By Olasunkanmi Akoni
IF the promise of the British Deputy High Commissioner to Nigeria, Mr. Peter Carter, is anything to go by, British investors will soon key into the multi-billion naira Lagos Blue Line (Okokomaiko-Marina) Rail Project. This is in addition to the support of the British Government via the Department for International Development (DFID).
Lagos Blue Line is one of the seven rail projects planned for the city and it is one of the lines that will constitute the spine of the city rail network. It is being implemented on a Public Private Partnership (PPP) model with the public sector leading the provision of infrastructure while the private sector, under a concession agreement, will be responsible for operations and maintenance. On completion, it is expected to move more than 400,000 passengers daily.
The rail project which is being constructed in phases was designed to significantly reduce congestion along the Lagos-Badagry corridor, improve public transport provision and use and stimulate development along the axis.
Carter gave the assurance during a visit to the Lagos Metropolitan Area Transport Authority LAMATA and a tour of the rail project under construction. Commending the state government on the project, the envoy promised to bring to the attention of British investors opportunities available in Lagos, especially in the transport sector.
His words: “One of the things I have learnt from this visit is that there are a lot of opportunities for British companies to get involved here. This is the message I will take away with the aim of encouraging British companies to look seriously at this project and the opportunities more widely in the city of Lagos.”
He expressed delight at the pace of work on the light rail describing it as an impressive project “the engineering behind it, the strategic plan, which underpins it and the expectation that this is going to help residents move around the city more easily and perhaps crucially take traffic off the road.”

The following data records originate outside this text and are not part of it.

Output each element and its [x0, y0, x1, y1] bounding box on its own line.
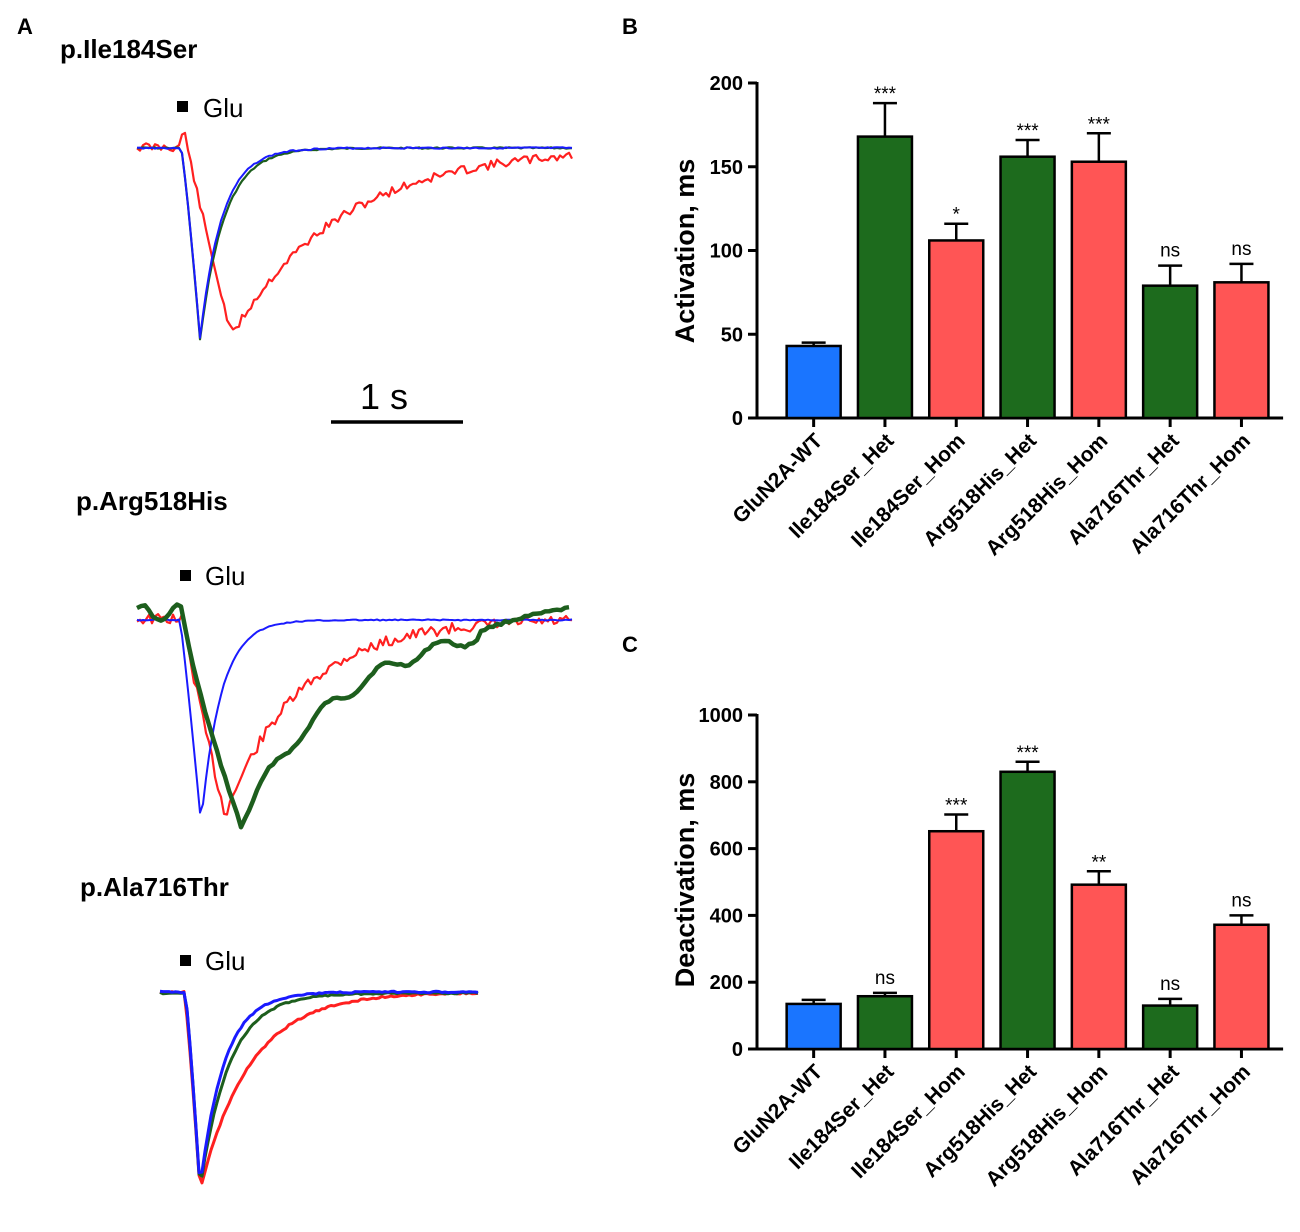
activation-bar [999, 155, 1056, 420]
activation-y-tick-label: 200 [710, 73, 743, 95]
scale-bar-label: 1 s [360, 376, 408, 417]
activation-significance-label: ns [1160, 241, 1180, 262]
glu-marker-1 [177, 101, 188, 112]
deactivation-bar [1213, 923, 1270, 1051]
activation-y-axis-title: Activation, ms [670, 159, 700, 344]
deactivation-significance-label: ns [875, 968, 895, 989]
deactivation-significance-label: *** [1016, 743, 1039, 764]
deactivation-bar [928, 829, 985, 1051]
deactivation-significance-label: ns [1160, 974, 1180, 995]
trace-3-het [159, 990, 479, 1178]
activation-bar [928, 239, 985, 420]
activation-significance-label: *** [1088, 114, 1111, 135]
trace-2-het [136, 602, 570, 830]
activation-bar [785, 344, 842, 420]
deactivation-chart: C Deactivation, ms 02004006008001000GluN… [622, 632, 1284, 1191]
trace-2-wt [136, 618, 573, 814]
deactivation-y-tick-label: 200 [710, 972, 743, 994]
activation-category-label: Ala716Thr_Hom [1126, 429, 1255, 558]
panel-c-letter: C [622, 632, 638, 657]
deactivation-bar [999, 770, 1056, 1051]
activation-bar [1213, 281, 1270, 420]
deactivation-bar [1070, 883, 1128, 1051]
deactivation-significance-label: *** [945, 796, 968, 817]
trace-2-title: p.Arg518His [76, 486, 228, 516]
glu-marker-3 [180, 955, 191, 966]
deactivation-category-label: Arg518His_Hom [981, 1060, 1112, 1191]
activation-significance-label: * [953, 205, 961, 226]
deactivation-significance-label: ** [1091, 852, 1106, 873]
trace-3-wt [159, 989, 479, 1175]
deactivation-significance-label: ns [1231, 890, 1251, 911]
activation-significance-label: *** [1016, 121, 1039, 142]
trace-1-het [136, 146, 573, 341]
deactivation-y-axis-title: Deactivation, ms [670, 773, 700, 988]
deactivation-category-label: Ala716Thr_Hom [1126, 1060, 1255, 1189]
trace-2-hom [136, 613, 573, 816]
activation-y-tick-label: 150 [710, 157, 743, 179]
glu-label-3: Glu [205, 946, 245, 976]
activation-significance-label: ns [1231, 239, 1251, 260]
activation-y-tick-label: 100 [710, 241, 743, 263]
activation-category-label: Arg518His_Hom [981, 429, 1112, 560]
deactivation-y-tick-label: 1000 [699, 705, 744, 727]
deactivation-bar [1141, 1004, 1199, 1051]
trace-3-hom [159, 990, 479, 1185]
deactivation-bar [785, 1002, 842, 1051]
trace-1-title: p.Ile184Ser [60, 34, 197, 64]
deactivation-y-tick-label: 800 [710, 772, 743, 794]
activation-bar [1070, 160, 1128, 420]
deactivation-bar [856, 994, 914, 1051]
trace-3-title: p.Ala716Thr [80, 872, 229, 902]
activation-bar [1141, 284, 1199, 420]
activation-bar [856, 135, 914, 420]
deactivation-y-tick-label: 0 [732, 1039, 743, 1061]
activation-chart: B Activation, ms 050100150200GluN2A-WT**… [622, 14, 1284, 560]
panel-a: A p.Ile184Ser Glu 1 s p.Arg518His Glu p.… [17, 14, 573, 1185]
glu-marker-2 [180, 570, 191, 581]
glu-label-2: Glu [205, 561, 245, 591]
trace-1-hom [136, 131, 573, 331]
panel-a-letter: A [17, 14, 33, 39]
activation-y-tick-label: 0 [732, 408, 743, 430]
deactivation-y-tick-label: 600 [710, 839, 743, 861]
trace-1-wt [136, 146, 573, 339]
activation-y-tick-label: 50 [721, 324, 743, 346]
glu-label-1: Glu [203, 93, 243, 123]
panel-b-letter: B [622, 14, 638, 39]
activation-significance-label: *** [874, 84, 897, 105]
deactivation-y-tick-label: 400 [710, 905, 743, 927]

Carter also promised that the British Government would continue to support developmental projects which would positively impact on citizens of developing countries to make them more productive for the benefit of their economy.
He disclosed that the British Government had been making contributions behind the scene to the rail project. “In terms of British involvement, we are already involved through the Department for International Development. We make significant contributions behind the scene through the financing of the provision of technical expertise,” he stated.
The Director of Public Transport, LAMATA, Engr. Gbenga Dairo, who conducted Carter round the project, said the state government was already considering extending the construction from the National Theatre to Marina to bring the total length constructed during the current phase to about 11 kilometres. The Blue Line rail project will cover a distance of 27 kilometres all together at completion.